Once in the wild, the peas decided that their hour had come. “And I would like to know which of us will go the farthest! - said the smallest. - However, we will see soon! The most enviable fate turned out to be that of a pea that fell into a crack in the attic, sprouted and delighted the recovering daughter of a poor woman. How happy the girl was to sit in the sun! “The window was open, and a blooming white-pink flower swayed outside the window.” It's pea shoots blooming. Three other peas fell into the goiter of the pigeons, “which means that they also brought considerable benefit,” and the pea that ended up in the ditch, in the sewage, the same one that “was about to fly into the sun,” grew ferocious: “Really, I will soon burst, and even more, I think, not a single pea has managed to achieve. I am the most wonderful of all five!” The satirical attack of the writer against philistine morality is obvious.

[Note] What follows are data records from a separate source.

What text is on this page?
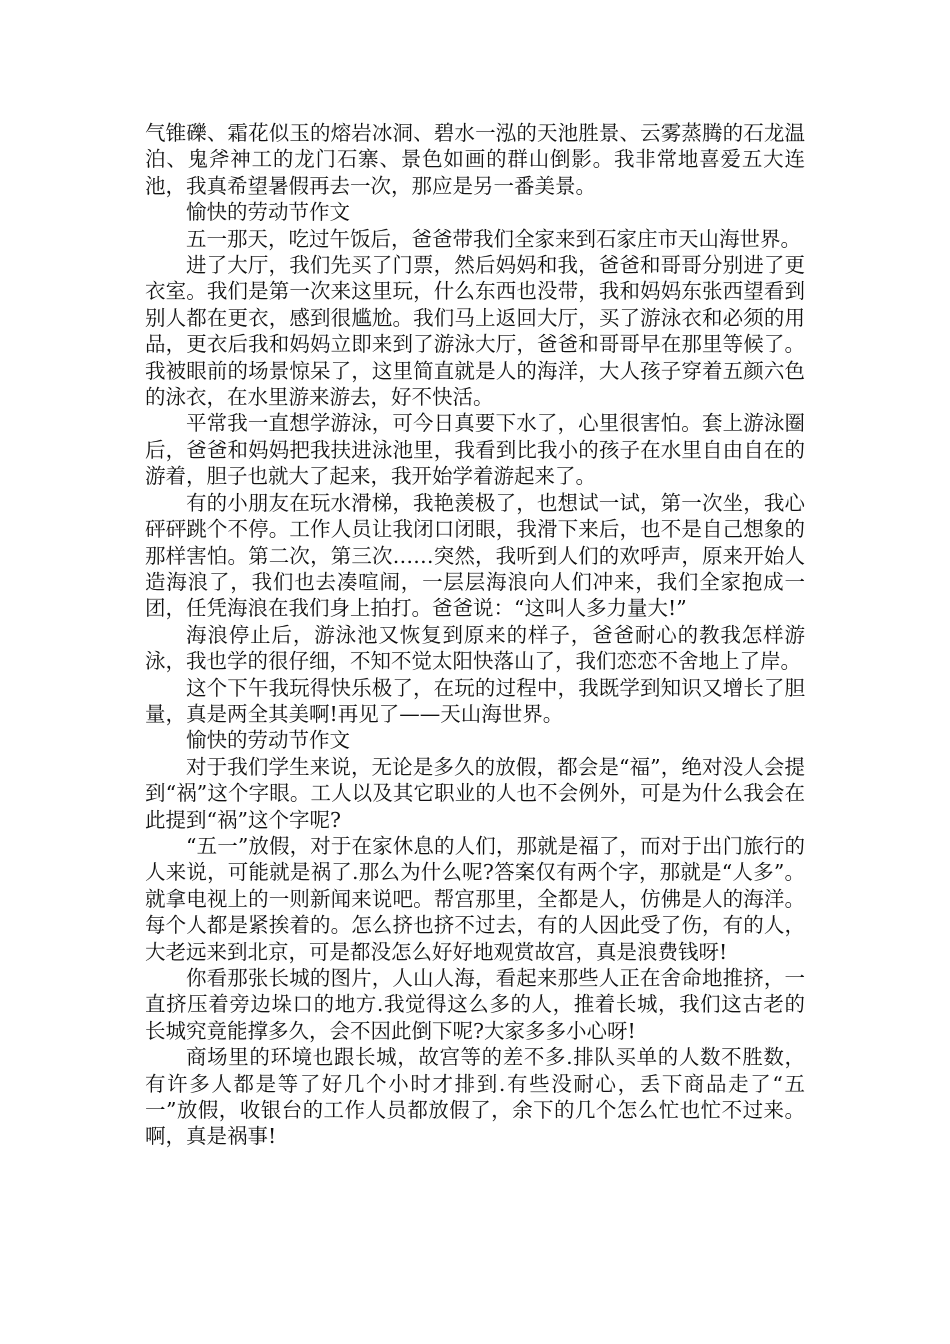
气锥礫、霜花似玉的熔岩冰洞、碧水一泓的天池胜景、云雾蒸腾的石龙温泊、鬼斧神工的龙门石寨、景色如画的群山倒影。我非常地喜爱五大连池，我真希望暑假再去一次，那应是另一番美景。

愉快的劳动节作文

五一那天，吃过午饭后，爸爸带我们全家来到石家庄市天山海世界。

进了大厅，我们先买了门票，然后妈妈和我，爸爸和哥哥分别进了更衣室。我们是第一次来这里玩，什么东西也没带，我和妈妈东张西望看到别人都在更衣，感到很尴尬。我们马上返回大厅，买了游泳衣和必须的用品，更衣后我和妈妈立即来到了游泳大厅，爸爸和哥哥早在那里等候了。我被眼前的场景惊呆了，这里简直就是人的海洋，大人孩子穿着五颜六色的泳衣，在水里游来游去，好不快活。

平常我一直想学游泳，可今日真要下水了，心里很害怕。套上游泳圈后，爸爸和妈妈把我扶进泳池里，我看到比我小的孩子在水里自由自在的游着，胆子也就大了起来，我开始学着游起来了。

有的小朋友在玩水滑梯，我艳羡极了，也想试一试，第一次坐，我心砰砰跳个不停。工作人员让我闭口闭眼，我滑下来后，也不是自己想象的那样害怕。第二次，第三次……突然，我听到人们的欢呼声，原来开始人造海浪了，我们也去凑喧闹，一层层海浪向人们冲来，我们全家抱成一团，任凭海浪在我们身上拍打。爸爸说：“这叫人多力量大!”

海浪停止后，游泳池又恢复到原来的样子，爸爸耐心的教我怎样游泳，我也学的很仔细，不知不觉太阳快落山了，我们恋恋不舍地上了岸。

这个下午我玩得快乐极了，在玩的过程中，我既学到知识又增长了胆量，真是两全其美啊!再见了——天山海世界。

愉快的劳动节作文

对于我们学生来说，无论是多久的放假，都会是“福”，绝对没人会提到“祸”这个字眼。工人以及其它职业的人也不会例外，可是为什么我会在此提到“祸”这个字呢?

“五一”放假，对于在家休息的人们，那就是福了，而对于出门旅行的人来说，可能就是祸了.那么为什么呢?答案仅有两个字，那就是“人多”。就拿电视上的一则新闻来说吧。帮宫那里，全都是人，仿佛是人的海洋。每个人都是紧挨着的。怎么挤也挤不过去，有的人因此受了伤，有的人，大老远来到北京，可是都没怎么好好地观赏故宫，真是浪费钱呀!

你看那张长城的图片，人山人海，看起来那些人正在舍命地推挤，一直挤压着旁边垛口的地方.我觉得这么多的人，推着长城，我们这古老的长城究竟能撑多久，会不因此倒下呢?大家多多小心呀!

商场里的环境也跟长城，故宫等的差不多.排队买单的人数不胜数，有许多人都是等了好几个小时才排到.有些没耐心，丢下商品走了“五一”放假，收银台的工作人员都放假了，余下的几个怎么忙也忙不过来。啊，真是祸事!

The fairy tale about the fate of peas in an amusing and cheerful form brings the child the truth about human vices. Seriousness combined with a joke.
"The Princess and the Pea" belongs to those fairy tales by Andersen, in which elements of denunciation and satire are clearly expressed. It is imbued with the writer's democratic mockery of aristocratic effeminacy. The princess felt the pea through twenty mattresses and twenty down jackets. The pea, which helped the prince marry a real princess, was then “sent to the cabinet of curiosities; and there it lies, unless someone has stolen it.”

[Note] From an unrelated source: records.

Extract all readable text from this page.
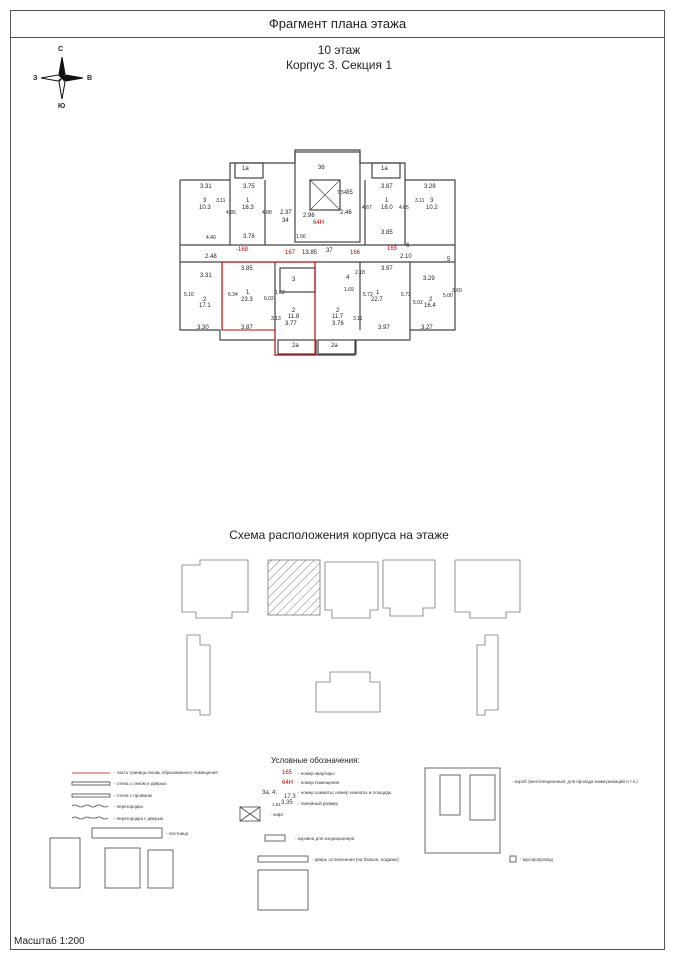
Фрагмент плана этажа
10 этаж
Корпус 3. Секция 1
С
Ю
З	В
1а	1а
3.31	3.75	3.87	3.28
3
10.3
1
18.3
1
18.0
3
10.2
3.11
4.85	4.88 2.37
34
2.96
64Н
7.54 35
2.46
4.67	4.65
3.11
36
3.78
3.85
1.56
37
13.85
167	166
-168	165 6
2.10
2.48
4.40
3.97
3.29
3.85
3.31
5.16
2
17.1
6.34 1
23.3 6.02
1.62
3	4
1.69
2.18
1
22.7
5.72	5.73
2
16.4
5.02
5.00
3.60
3.30	3.87
3.13
2
11.8
3.77
2
11.7
3.76
3.11
3.97	3.27
2а	2а
5
Схема расположения корпуса на этаже
Условные обозначения:
- часть границы вновь образованного помещения
- стена с окном и дверью
- стена с проёмом
- перегородка
- перегородка с дверью
- лестница
165
64Н
3а; 4;
17.3
1.61 3.35
- номер квартиры
- номер помещения
- номер комнаты; номер комнаты и площадь
- линейный размер
- лифт
- корзина для кондиционера
- дверь остекленная (на балкон, лоджию)
- короб (вентиляционный; для прохода коммуникаций и т.п.)
- мусоропровод
Масштаб 1:200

The tale "The Ugly Duckling" contains a story that comes to mind every time when an example of a false assessment of a person by his appearance is needed. Unrecognized, persecuted and persecuted in the poultry yard, the ugly chick eventually turned into a swan - the most beautiful among the beautiful creatures of nature. The story of the ugly duckling has become proverbial. In this tale there is a lot of personal, Andersen's - after all, in the life of the writer himself there was a long streak of general non-recognition. Only years later the world bowed to his artistic genius.
The tale of the tiny Thumbelina is very lyrical, imbued with the author's ardent sympathy for the heroine's misadventures. In addition, it contains satirical attacks against the townsfolk: this is a mockery of the ugly toad and her nasty son - "just like a mother"; this is irony over the mole. “You will have a wonderful husband. The queen herself does not have such a velvet coat as his! Yes, and in the kitchen and in the cellar he is not empty! Thank God for such a husband, ”the mouse Thumbelina tells about him. Like any good fairy tale, the story ended happily - the girl became the wife of the little king of the elves. The fabulous adventure ended as it should end: the ugly and the comic are ridiculed, and the beautiful and sublime got a happy lot.
Russian criticism recognized Andersen during his lifetime. N. A. Dobrolyubov appreciated the “remarkable talent” of the writer and especially noted that Andersen’s real ideas “extremely poetic” take on a fantastic character, that the writer’s tales “do not need a moralizing tail; they lead the children to think, and the applications of the story are made by the children themselves, freely without any exaggeration.